Finite element approach for calculating stress distribution in non-circular high-temperature superconducting coils

Abstract

Complex stress distribution arises in high-temperature superconducting (HTS) coil based on REBCO coated conductors, which is affected by the applied winding tension, thermal stress during cooling down, and electromagnetic forces when energizing the coil. The material and structure of bobbin and overband also play an important role.

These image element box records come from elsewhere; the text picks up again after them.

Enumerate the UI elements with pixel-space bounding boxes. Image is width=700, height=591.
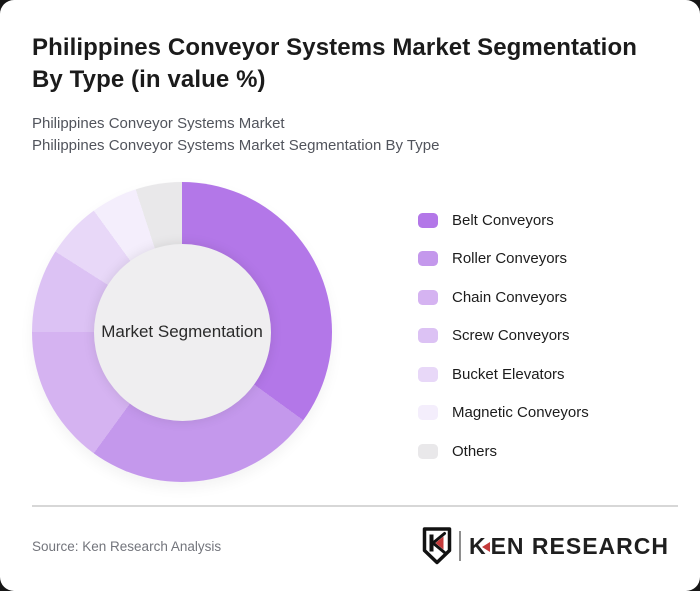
title-line-2: By Type (in value %): [32, 66, 266, 93]
ken-research-logo: K EN RESEARCH: [422, 527, 669, 565]
title-line-1: Philippines Conveyor Systems Market Segm…: [32, 34, 637, 61]
legend-label: Others: [452, 442, 498, 460]
legend-swatch-icon: [418, 366, 438, 382]
brand-wordmark: K EN RESEARCH: [469, 533, 669, 560]
source-note: Source: Ken Research Analysis: [32, 539, 222, 554]
legend-label: Screw Conveyors: [452, 327, 570, 344]
legend-label: Bucket Elevators: [452, 365, 565, 383]
legend-item-others[interactable]: Others: [418, 440, 589, 462]
legend-item-belt-conveyors[interactable]: Belt Conveyors: [418, 209, 589, 231]
legend-item-roller-conveyors[interactable]: Roller Conveyors: [418, 248, 589, 270]
ken-research-shield-icon: [422, 527, 452, 565]
brand-rest: EN RESEARCH: [490, 532, 669, 559]
donut-center-label: Market Segmentation: [101, 322, 263, 341]
legend-swatch-icon: [418, 328, 438, 343]
brand-k: K: [468, 532, 487, 559]
legend-label: Belt Conveyors: [452, 211, 554, 229]
legend-item-magnetic-conveyors[interactable]: Magnetic Conveyors: [418, 402, 589, 424]
legend-label: Chain Conveyors: [452, 288, 568, 306]
legend-item-chain-conveyors[interactable]: Chain Conveyors: [418, 286, 589, 308]
page-title: Philippines Conveyor Systems Market Segm…: [32, 32, 662, 96]
legend-label: Magnetic Conveyors: [452, 404, 589, 421]
logo-separator: [458, 531, 461, 561]
legend-swatch-icon: [418, 212, 438, 228]
subtitle-line-1: Philippines Conveyor Systems Market: [32, 115, 285, 132]
legend-swatch-icon: [418, 251, 438, 266]
legend-swatch-icon: [418, 443, 438, 459]
legend-item-screw-conveyors[interactable]: Screw Conveyors: [418, 325, 589, 347]
footer-divider: [32, 505, 678, 507]
subtitle-line-2: Philippines Conveyor Systems Market Segm…: [32, 137, 440, 154]
donut-chart[interactable]: Market Segmentation: [32, 182, 332, 482]
chart-subtitle: Philippines Conveyor Systems Market Phil…: [32, 113, 662, 157]
chart-legend: Belt Conveyors Roller Conveyors Chain Conv…: [418, 209, 589, 479]
brand-k-triangle-icon: [481, 542, 490, 552]
legend-swatch-icon: [418, 289, 438, 305]
legend-item-bucket-elevators[interactable]: Bucket Elevators: [418, 363, 589, 385]
legend-swatch-icon: [418, 405, 438, 420]
legend-label: Roller Conveyors: [452, 250, 568, 267]
donut-center: Market Segmentation: [93, 243, 271, 421]
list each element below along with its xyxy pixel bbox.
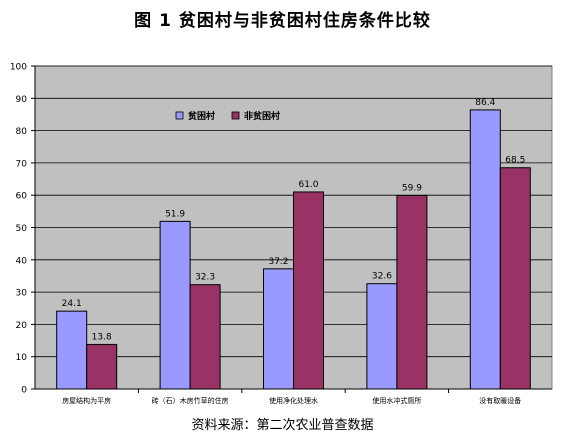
bar-non-poor-village bbox=[86, 343, 118, 390]
legend-label: 非贫困村 bbox=[244, 110, 280, 122]
bar-non-poor-village bbox=[293, 191, 324, 390]
legend-swatch bbox=[231, 111, 240, 120]
bar-poor-village bbox=[56, 310, 88, 390]
data-label: 32.6 bbox=[372, 272, 392, 282]
y-tick-label: 100 bbox=[10, 63, 27, 73]
data-label: 37.2 bbox=[268, 257, 288, 267]
y-tick-label: 50 bbox=[16, 224, 28, 234]
x-tick-label: 砖（石）木房竹草的住房 bbox=[152, 396, 229, 405]
y-tick-label: 40 bbox=[16, 256, 28, 266]
data-label: 61.0 bbox=[298, 180, 318, 190]
data-label: 59.9 bbox=[402, 184, 422, 194]
x-tick-label: 房屋结构为平房 bbox=[62, 396, 111, 405]
y-tick-label: 90 bbox=[16, 95, 28, 105]
x-tick-label: 使用水冲式厕所 bbox=[372, 396, 421, 405]
chart-title: 图 1 贫困村与非贫困村住房条件比较 bbox=[134, 11, 431, 31]
data-label: 68.5 bbox=[505, 156, 525, 166]
y-tick-label: 60 bbox=[16, 192, 28, 202]
bar-non-poor-village bbox=[189, 284, 221, 390]
data-label: 86.4 bbox=[475, 98, 495, 108]
bar-non-poor-village bbox=[499, 167, 531, 390]
bar-poor-village bbox=[159, 220, 191, 390]
bar-poor-village bbox=[263, 268, 294, 390]
data-label: 51.9 bbox=[165, 209, 185, 219]
y-tick-label: 0 bbox=[21, 386, 27, 396]
chart-source-note: 资料来源：第二次农业普查数据 bbox=[191, 418, 374, 433]
x-tick-label: 使用净化处理水 bbox=[269, 396, 318, 405]
data-label: 32.3 bbox=[195, 273, 215, 283]
x-tick-label: 没有取暖设备 bbox=[479, 396, 521, 405]
legend-swatch bbox=[175, 111, 184, 120]
data-label: 13.8 bbox=[92, 332, 112, 342]
y-tick-label: 20 bbox=[16, 321, 28, 331]
y-tick-label: 70 bbox=[16, 159, 28, 169]
y-tick-label: 10 bbox=[16, 353, 28, 363]
data-label: 24.1 bbox=[62, 299, 82, 309]
bar-non-poor-village bbox=[396, 195, 428, 390]
legend-label: 贫困村 bbox=[188, 110, 215, 122]
y-tick-label: 80 bbox=[16, 127, 28, 137]
bar-poor-village bbox=[366, 283, 398, 390]
y-tick-label: 30 bbox=[16, 289, 28, 299]
bar-poor-village bbox=[469, 109, 501, 390]
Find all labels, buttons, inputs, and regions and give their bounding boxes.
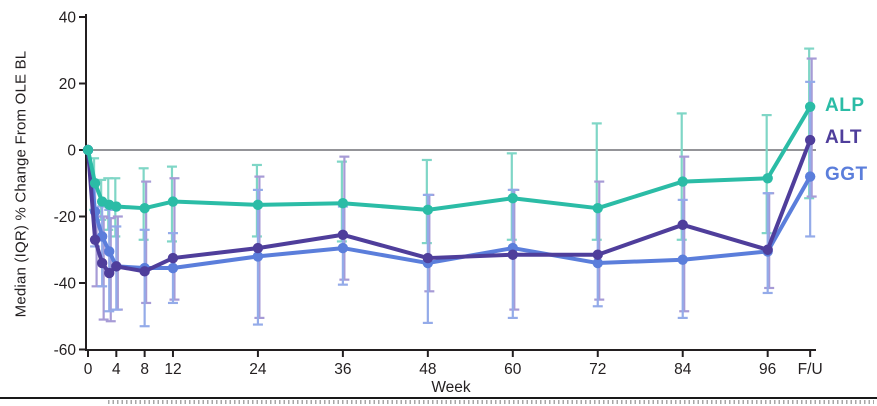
data-point: [167, 196, 179, 207]
y-tick-label: 40: [59, 10, 77, 27]
data-point: [252, 251, 264, 262]
data-point: [507, 249, 518, 260]
data-point: [762, 173, 773, 184]
data-point: [111, 261, 122, 272]
legend-label-alp: ALP: [825, 95, 865, 116]
data-point: [337, 242, 349, 254]
data-point: [422, 204, 434, 216]
x-tick-label: 48: [419, 361, 436, 378]
series-line: [86, 104, 813, 212]
y-tick-label: -20: [54, 209, 77, 226]
footer-microtext-strip: [108, 400, 874, 404]
data-point: [592, 249, 603, 260]
data-point: [89, 178, 101, 189]
data-point: [104, 246, 115, 257]
data-point: [677, 219, 688, 231]
x-tick-label: 96: [759, 361, 776, 378]
data-point: [592, 257, 603, 269]
data-point: [762, 244, 773, 255]
error-bars-alp: [89, 47, 815, 245]
data-point: [111, 201, 122, 212]
error-bars-alt: [91, 57, 817, 323]
data-point: [252, 199, 264, 211]
data-point: [82, 144, 94, 156]
x-tick-label: 60: [504, 361, 522, 378]
data-point: [337, 198, 349, 209]
x-tick-label: 36: [334, 361, 351, 378]
y-tick-label: 20: [59, 76, 77, 93]
data-point: [337, 229, 349, 240]
series-alp: [82, 101, 816, 216]
data-point: [252, 242, 264, 254]
y-axis-title: Median (IQR) % Change From OLE BL: [12, 50, 30, 318]
data-point: [592, 202, 603, 214]
data-point: [804, 171, 816, 182]
x-tick-label: 8: [140, 361, 149, 378]
data-point: [139, 202, 150, 214]
data-point: [804, 134, 816, 146]
data-point: [104, 267, 115, 279]
data-point: [677, 176, 688, 187]
x-tick-label: 12: [164, 361, 181, 378]
x-tick-label: F/U: [798, 361, 823, 378]
legend-label-alt: ALT: [825, 127, 863, 148]
data-point: [422, 252, 434, 264]
data-point: [677, 254, 688, 265]
x-tick-label: 72: [589, 361, 606, 378]
y-tick-label: 0: [67, 143, 76, 160]
x-axis-title: Week: [431, 379, 471, 396]
series-line: [86, 148, 813, 271]
legend-label-ggt: GGT: [825, 164, 868, 185]
data-point: [804, 101, 816, 112]
data-point: [167, 252, 179, 264]
y-tick-label: -40: [54, 276, 77, 293]
data-point: [89, 234, 101, 245]
data-point: [139, 266, 150, 277]
x-tick-label: 0: [84, 361, 93, 378]
x-tick-label: 24: [249, 361, 267, 378]
x-tick-label: 4: [112, 361, 121, 378]
data-point: [167, 262, 179, 274]
data-point: [507, 193, 518, 204]
footer-divider-line: [0, 397, 877, 399]
x-tick-label: 84: [674, 361, 692, 378]
y-tick-label: -60: [54, 342, 77, 359]
data-point: [96, 257, 108, 269]
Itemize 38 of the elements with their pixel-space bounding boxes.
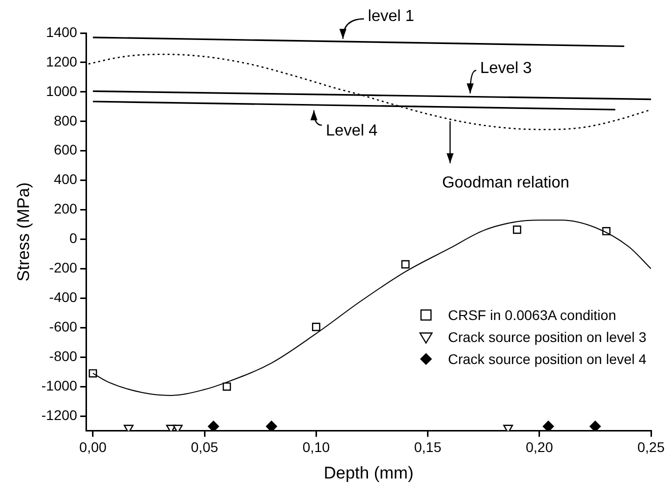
point	[542, 420, 554, 431]
x-tick-label: 0,00	[79, 439, 107, 456]
point	[266, 420, 278, 431]
y-tick-label: -1000	[41, 377, 78, 394]
point	[590, 420, 601, 431]
legend-label: Crack source position on level 4	[448, 350, 646, 366]
x-axis-title: Depth (mm)	[324, 463, 414, 482]
point	[222, 382, 231, 391]
y-tick-label: -400	[49, 289, 78, 306]
annotation: Goodman relation	[442, 174, 570, 192]
y-tick-label: 1200	[46, 53, 78, 70]
y-tick-label: 1400	[46, 24, 78, 40]
y-tick-label: 200	[54, 200, 78, 217]
y-tick-label: -200	[49, 260, 78, 276]
x-tick-label: 0,20	[526, 439, 554, 456]
point	[401, 260, 410, 268]
y-tick-label: 800	[54, 112, 78, 128]
annotation: Level 4	[326, 122, 378, 140]
y-axis-title: Stress (MPa)	[14, 182, 33, 282]
y-tick-label: 600	[54, 142, 78, 158]
x-tick-label: 0,15	[414, 439, 442, 456]
point	[512, 226, 522, 234]
point	[88, 369, 98, 378]
y-tick-label: 400	[54, 171, 78, 188]
x-tick-label: 0,10	[302, 439, 330, 456]
y-tick-label: -800	[49, 348, 78, 364]
y-tick-label: 1000	[46, 82, 78, 99]
y-tick-label: -600	[49, 318, 78, 335]
annotation: level 1	[368, 8, 414, 26]
x-tick-label: 0,05	[190, 439, 218, 456]
y-tick-label: -1200	[41, 406, 78, 423]
y-tick-label: 0	[69, 230, 78, 246]
x-tick-label: 0,25	[637, 439, 665, 456]
point	[312, 322, 320, 332]
legend-label: CRSF in 0.0063A condition	[448, 306, 616, 322]
point	[208, 420, 220, 431]
annotation: Level 3	[480, 60, 532, 77]
legend-label: Crack source position on level 3	[448, 328, 646, 344]
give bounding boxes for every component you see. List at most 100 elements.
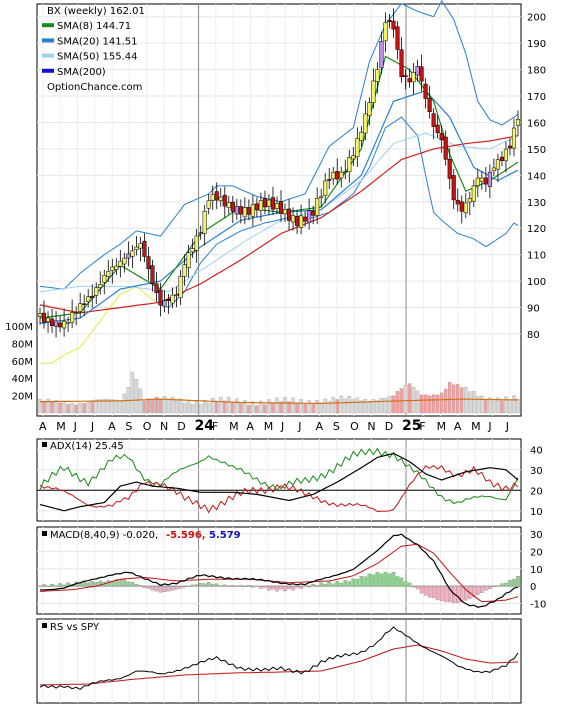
legend-label: OptionChance.com [47, 82, 142, 93]
macd-histogram-bar [436, 586, 439, 600]
candle-body [279, 202, 283, 214]
macd-histogram-bar [119, 580, 122, 587]
candle-body [151, 266, 155, 284]
macd-histogram-bar [344, 580, 347, 586]
candle-body [347, 158, 351, 172]
legend-swatch [42, 69, 54, 73]
macd-histogram-bar [512, 579, 515, 586]
macd-tick-label: -10 [530, 600, 546, 611]
candle-body [360, 132, 364, 140]
candle-body [440, 133, 444, 139]
candle-body [54, 321, 58, 327]
macd-histogram-bar [360, 576, 363, 586]
candle-body [504, 149, 508, 161]
candle-body [364, 114, 368, 133]
candle-body [38, 314, 42, 317]
legend-swatch [42, 23, 54, 27]
macd-histogram-bar [508, 580, 511, 586]
candle-body [70, 313, 74, 323]
volume-bar [75, 405, 78, 413]
macd-histogram-bar [243, 586, 246, 587]
candle-body [368, 103, 372, 116]
month-label: N [160, 420, 168, 433]
macd-histogram-bar [444, 586, 447, 602]
price-tick-label: 130 [527, 198, 546, 209]
volume-bar [295, 403, 298, 413]
macd-tick-label: 0 [530, 582, 536, 593]
candle-body [183, 265, 187, 277]
volume-bar [199, 404, 202, 413]
legend-label: SMA(8) 144.71 [57, 21, 131, 32]
panel-frame-rs [37, 619, 521, 703]
macd-histogram-bar [336, 581, 339, 586]
volume-bar [191, 404, 194, 413]
volume-bar [50, 402, 53, 413]
candle-body [255, 204, 259, 210]
macd-histogram-bar [388, 574, 391, 587]
legend-label: BX (weekly) 162.01 [47, 6, 145, 17]
candle-body [66, 322, 70, 323]
volume-bar [368, 401, 371, 413]
macd-histogram-bar [151, 586, 154, 590]
adx-tick-label: 20 [530, 486, 543, 497]
month-label: F [212, 420, 218, 433]
candle-body [295, 216, 299, 225]
volume-bar [119, 401, 122, 413]
macd-histogram-bar [320, 583, 323, 586]
volume-bar [408, 384, 411, 413]
volume-bar [299, 399, 302, 413]
volume-tick-label: 40M [12, 374, 33, 385]
price-tick-label: 100 [527, 277, 546, 288]
macd-histogram-bar [239, 585, 242, 586]
volume-bar [432, 395, 435, 413]
candle-body [179, 276, 183, 297]
price-tick-label: 110 [527, 251, 546, 262]
volume-bar [239, 404, 242, 413]
candle-body [231, 202, 235, 211]
candle-body [428, 98, 432, 112]
volume-bar [179, 399, 182, 413]
macd-histogram-bar [295, 586, 298, 587]
macd-histogram-bar [496, 586, 499, 587]
macd-histogram-bar [203, 584, 206, 587]
volume-bar [183, 403, 186, 413]
macd-histogram-bar [316, 585, 319, 586]
candle-body [335, 171, 339, 179]
volume-bar [139, 389, 142, 413]
candle-body [500, 157, 504, 161]
macd-histogram-bar [223, 585, 226, 586]
candle-body [388, 20, 392, 21]
legend-label: SMA(200) [57, 67, 106, 78]
macd-histogram-bar [167, 586, 170, 591]
macd-histogram-bar [384, 572, 387, 586]
volume-bar [263, 405, 266, 413]
volume-bar [316, 400, 319, 413]
volume-bar [352, 399, 355, 413]
price-tick-label: 150 [527, 145, 546, 156]
macd-histogram-bar [500, 584, 503, 587]
candle-body [424, 84, 428, 99]
macd-histogram-bar [50, 584, 53, 586]
candle-body [259, 201, 263, 211]
macd-histogram-bar [139, 585, 142, 586]
volume-bar [308, 400, 311, 413]
macd-histogram-bar [163, 586, 166, 592]
macd-histogram-bar [267, 586, 270, 590]
legend-swatch [42, 38, 54, 42]
macd-histogram-bar [308, 586, 311, 587]
volume-bar [115, 400, 118, 413]
candle-body [356, 138, 360, 156]
volume-bar [348, 396, 351, 413]
macd-histogram-bar [263, 586, 266, 587]
volume-bar [440, 393, 443, 413]
price-tick-label: 200 [527, 13, 546, 24]
month-label: D [177, 420, 185, 433]
candle-body [82, 304, 86, 305]
candle-body [315, 198, 319, 215]
candle-body [115, 266, 119, 269]
volume-bar [235, 399, 238, 413]
macd-histogram-bar [287, 586, 290, 588]
macd-histogram-bar [424, 586, 427, 595]
volume-bar [436, 395, 439, 413]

In this study, a finite element (FE) method model was proposed for analyzing the stress of HTS coils with non-circular geometries, especially the stresses arise from winding tension and overband. Compared to traditional analytical methods, this approach is not only applicable to circular coils but also to coils of other shapes, such as racetrack and D-shape coils that could hardly be calculated analytically. Comparison between the traditional analytical model and the proposed FE method model was obtained, which validated the latter one according to the simulation results on the radial and hoop stresses of two circular coils. Next, the proposed approach was used to analyze the stress distribution of a racetrack coil and a D-shaped coil. Furthermore, a comprehensive analysis of the stress distributions in the epoxy impregnated racetrack coil and the D-shaped coil was conducted, considering winding stress, thermal stress, electromagnetic stress, and the influence of overband. Finally, we calculated the winding stress in the racetrack coil considering nonlinear compressive behaviors. The results show that the stress distributions are quite different from the case that not considering compressibility.